How to avoid: Drive defensively, scanning the road ahead of you for obstructions, and stay within speed limits so you have enough time to react to an obstacle. If you can, avoid swerving to miss the debris. A 2016 report from the AAA Foundation for Traffic Safety revealed that, between 2011 and 2014, there were 500 deaths from crashes blamed on road debris, and one-third of those deaths were due to a driver swerving.1
What to do: If you hit a large piece of debris that damages your car, get to the side of the road and inspect it as soon as possible. Alert the local police or highway patrol so they can remove the obstruction from the roadway.
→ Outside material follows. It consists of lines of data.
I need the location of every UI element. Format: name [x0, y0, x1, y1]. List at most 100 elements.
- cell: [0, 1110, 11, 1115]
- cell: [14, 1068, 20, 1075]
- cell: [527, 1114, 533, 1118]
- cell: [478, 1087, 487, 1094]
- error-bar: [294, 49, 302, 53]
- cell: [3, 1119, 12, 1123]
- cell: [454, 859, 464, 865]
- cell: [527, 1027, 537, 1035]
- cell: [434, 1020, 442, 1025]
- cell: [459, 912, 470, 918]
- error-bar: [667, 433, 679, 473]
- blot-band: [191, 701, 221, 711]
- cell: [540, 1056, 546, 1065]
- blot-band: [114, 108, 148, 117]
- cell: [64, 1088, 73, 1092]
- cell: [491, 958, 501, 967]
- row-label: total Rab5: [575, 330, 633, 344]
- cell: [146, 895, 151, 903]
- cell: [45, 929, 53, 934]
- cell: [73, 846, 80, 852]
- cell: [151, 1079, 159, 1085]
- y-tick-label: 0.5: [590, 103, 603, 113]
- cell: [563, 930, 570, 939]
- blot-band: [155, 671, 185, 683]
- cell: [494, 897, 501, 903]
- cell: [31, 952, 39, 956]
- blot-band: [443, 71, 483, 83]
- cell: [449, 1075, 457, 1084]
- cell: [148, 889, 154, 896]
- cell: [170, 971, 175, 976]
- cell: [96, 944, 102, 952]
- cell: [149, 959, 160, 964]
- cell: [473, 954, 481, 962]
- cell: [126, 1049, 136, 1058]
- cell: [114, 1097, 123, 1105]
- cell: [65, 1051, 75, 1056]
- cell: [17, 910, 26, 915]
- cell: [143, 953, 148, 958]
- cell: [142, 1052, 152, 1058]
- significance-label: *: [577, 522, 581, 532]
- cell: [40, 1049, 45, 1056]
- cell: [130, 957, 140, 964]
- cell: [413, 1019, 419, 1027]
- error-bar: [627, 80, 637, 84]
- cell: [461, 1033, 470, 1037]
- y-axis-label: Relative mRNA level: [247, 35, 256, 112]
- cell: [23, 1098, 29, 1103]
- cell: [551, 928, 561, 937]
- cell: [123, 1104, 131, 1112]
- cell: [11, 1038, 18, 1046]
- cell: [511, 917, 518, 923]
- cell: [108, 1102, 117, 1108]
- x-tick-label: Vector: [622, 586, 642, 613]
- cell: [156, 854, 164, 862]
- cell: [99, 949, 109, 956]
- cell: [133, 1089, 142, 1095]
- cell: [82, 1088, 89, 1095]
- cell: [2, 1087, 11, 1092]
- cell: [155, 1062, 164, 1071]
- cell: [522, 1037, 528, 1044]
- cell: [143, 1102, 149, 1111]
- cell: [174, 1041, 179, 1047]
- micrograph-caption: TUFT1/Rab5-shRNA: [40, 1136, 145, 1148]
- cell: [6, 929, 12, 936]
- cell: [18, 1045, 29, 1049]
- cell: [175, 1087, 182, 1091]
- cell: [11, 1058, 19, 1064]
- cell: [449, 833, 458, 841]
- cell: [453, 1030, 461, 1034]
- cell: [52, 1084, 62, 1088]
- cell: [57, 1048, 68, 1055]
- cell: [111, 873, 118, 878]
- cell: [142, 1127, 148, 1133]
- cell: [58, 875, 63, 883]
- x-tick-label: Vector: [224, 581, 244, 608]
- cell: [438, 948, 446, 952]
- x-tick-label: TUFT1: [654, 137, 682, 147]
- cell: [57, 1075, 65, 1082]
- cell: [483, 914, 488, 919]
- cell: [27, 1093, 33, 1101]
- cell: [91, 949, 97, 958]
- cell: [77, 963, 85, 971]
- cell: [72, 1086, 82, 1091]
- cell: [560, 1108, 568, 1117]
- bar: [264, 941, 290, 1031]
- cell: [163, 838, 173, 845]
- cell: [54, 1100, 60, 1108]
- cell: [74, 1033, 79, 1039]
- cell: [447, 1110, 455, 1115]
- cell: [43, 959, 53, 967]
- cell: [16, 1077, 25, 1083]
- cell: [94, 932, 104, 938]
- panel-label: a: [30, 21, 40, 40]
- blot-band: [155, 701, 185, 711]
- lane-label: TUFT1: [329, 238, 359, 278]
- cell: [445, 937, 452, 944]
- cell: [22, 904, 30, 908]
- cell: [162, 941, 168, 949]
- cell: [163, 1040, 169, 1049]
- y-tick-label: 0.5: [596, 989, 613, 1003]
Take pictures if you can, in case you need to file an insurance claim. Don't drive your car if it's unsafe and call a tow truck instead.
Learn more: You can avoid contributing to the road debris problem by making sure your load is secured, whether it's on a trailer, a roof rack, in a trunk, or in a pickup truck bed. Clean your car regularly to prevent trash and other items from falling out.
8. Hit and Run
hit and run
Signs and symptoms: Another car hits your vehicle and drives away.
How to avoid: You can practice everyday vigilance and defensive driving tactics, but there's not much you can do to prevent the other driver in a crash from taking off.
What to do: Your priority should be to remain safe, but do try to get the other car's license plate number and issuing state. Then, start writing down details, such as a description of the vehicle and the driver, as well as whatever details you remember about the collision. Then, call the police to make a report. The final step is filing an insurance claim.
Learn more: The more details you can write down, and the quicker you can provide them to the police, the better, but don't forget that your safety is paramount.
9. Hit a Large Animal
hitting a large animal
Signs and symptoms: You see a large animal in front of you and you can't avoid hitting it.
How to avoid: Be extra cautious in areas with frequent animal activity. Deer and other large animals tend to move in packs and are typically most active before sunrise and after sunset. Scan the road ahead of your car and use the high beams when possible. As soon as you see a large animal, slow down and try to avoid it, but don’t swerve into another lane of traffic or off the road. It's generally safer to hit the animal than to swerve around it. If a crash is unavoidable, reduce speed as much as you can and hold the steering wheel steady.
What to do: If you hit a large animal, it's best to keep your vehicle where it is and switch on your hazard lights. That will keep other vehicles from hitting your car and possibly the injured (or dead) animal. Call 911 for an accident report, which you'll need for an insurance claim.